Mientras las sociedades entretenidas dormitan en la creencia de que el mundo ya no tiene fronteras, el resto de los mortales (doblemente mortales ellos) están atrapados entre ellas. Un método de control, y de tortura: te condeno a vivir entre fronteras, te condeno a necesitar cruzarlas para vivir. Te mato si no las cruzas, y si las cruzas te mato. El resto es videojuego.
Desde que llegamos al norte, no nos hemos podido mover. Seguimos viendo por dónde. Del otro lado han puesto más vigilancia. Un regimiento de su fuerza lo emplazan en la raya, permanentemente. Para nosotros.
Queremos cruzar porque está en nuestra naturaleza. Y además no tenemos más remedio. Ellos lo saben: su misión es disuadirnos. Ellos y la Muralla de Jade que levantaron los primeros emperadores y ha permanecido. En ruinas.
Sueltan perros amaestrados para morder a gente que huele como nosotros. Disparan cápsulas de gas irritante, lacrimógeno, paralizante. Si no emplean los gases letales es porque no hace falta. Con los gases "blandos", y uno que otro tiro limpio, ya no necesitan envenenarnos.
Envenenados estamos. Nos enseñaron a odiarlos. Todos queremos paso, pero algunos han llegado a confundir su meta y creen que nuestra misión es barrer a los del otro lado. Allí es donde digo que nos envenenaron. Originalmente venimos para cruzar. El odio nos viene de que ellos sueñan acabar con nosotros. Ellos nos contagiaron.
Cruzaríamos por trabajo, por salvar la vida o por alcanzar a quienes nos esperan ya del otro lado.
Todo nos delata. El color, los modales, la vestimenta, el idioma. Nos tienen cuadriculados. Pretextando que vigilan nuestro paso ilegal, dan dentelladas espantosas a los bordes de nuestro norte. Ellos son los que avanzan. Van ocupando esta pobre tierra, la estrangulan de mil maneras. Y nosotros dentro. Quieren un inmenso pastizal abonado en los despojos de nuestros muertos.
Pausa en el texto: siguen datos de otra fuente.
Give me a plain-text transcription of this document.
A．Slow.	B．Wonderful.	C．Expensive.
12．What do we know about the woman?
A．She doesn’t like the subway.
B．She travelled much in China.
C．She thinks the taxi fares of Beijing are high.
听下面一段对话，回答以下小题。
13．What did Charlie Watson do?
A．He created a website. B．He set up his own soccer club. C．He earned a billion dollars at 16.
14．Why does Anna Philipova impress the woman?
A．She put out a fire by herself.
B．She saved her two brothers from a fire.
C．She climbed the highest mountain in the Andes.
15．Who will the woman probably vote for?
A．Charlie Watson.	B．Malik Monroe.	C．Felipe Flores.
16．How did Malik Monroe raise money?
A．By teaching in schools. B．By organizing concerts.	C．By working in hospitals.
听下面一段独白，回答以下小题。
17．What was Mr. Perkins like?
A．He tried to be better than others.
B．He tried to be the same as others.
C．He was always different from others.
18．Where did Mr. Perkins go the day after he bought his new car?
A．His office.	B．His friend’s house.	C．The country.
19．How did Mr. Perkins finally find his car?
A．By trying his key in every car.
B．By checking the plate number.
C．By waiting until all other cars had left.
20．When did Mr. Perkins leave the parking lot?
Nosotros alcanzamos la línea hace quince días. Otros llevan meses. Los que llevan años más bien se quedaron a vivir aquí, dedicados al comercio con los que se van y los que, penetrando, nos llegan. No necesitan irse. Pronto, las dentelladas del vecino los devorarán en blandito. Adoptarán la moneda y digerirán las creencias de allá. Siempre hay gente así en las fonteras, desde que el mundo es grande.
Cuando era chico, dicen, el mundo, no alcanzaba una vida para encontrarle límite. La frontera, se pensaba, es el infinito.
Ahora es una muralla rota, una línea de fuego, una oruga de buldózer, una brigada de demoliciones, garitas vueltas barricadas.
Tanta disuasión ha tenido un efecto contrario: más ganas nos dan, más motivos. No nos detienen. Pero una cosa temen: si la hacemos, les podríamos ver la espalda. Y eso no lo toleran. ƑY saben por qué? Porque cubren con gasas y desinfectantes inútiles sus espaldas agusanadas y tumefactas.
Esa es la otra pudrición que vienen a contagiarnos: la venganza. Creo que preferiríamos desaparecerles nuestro rastro, dejarlos atrás y aliviarnos del control de sus filos, cadenas, balas y venenos; de sus muros; de esos perros amaestrados para olernos.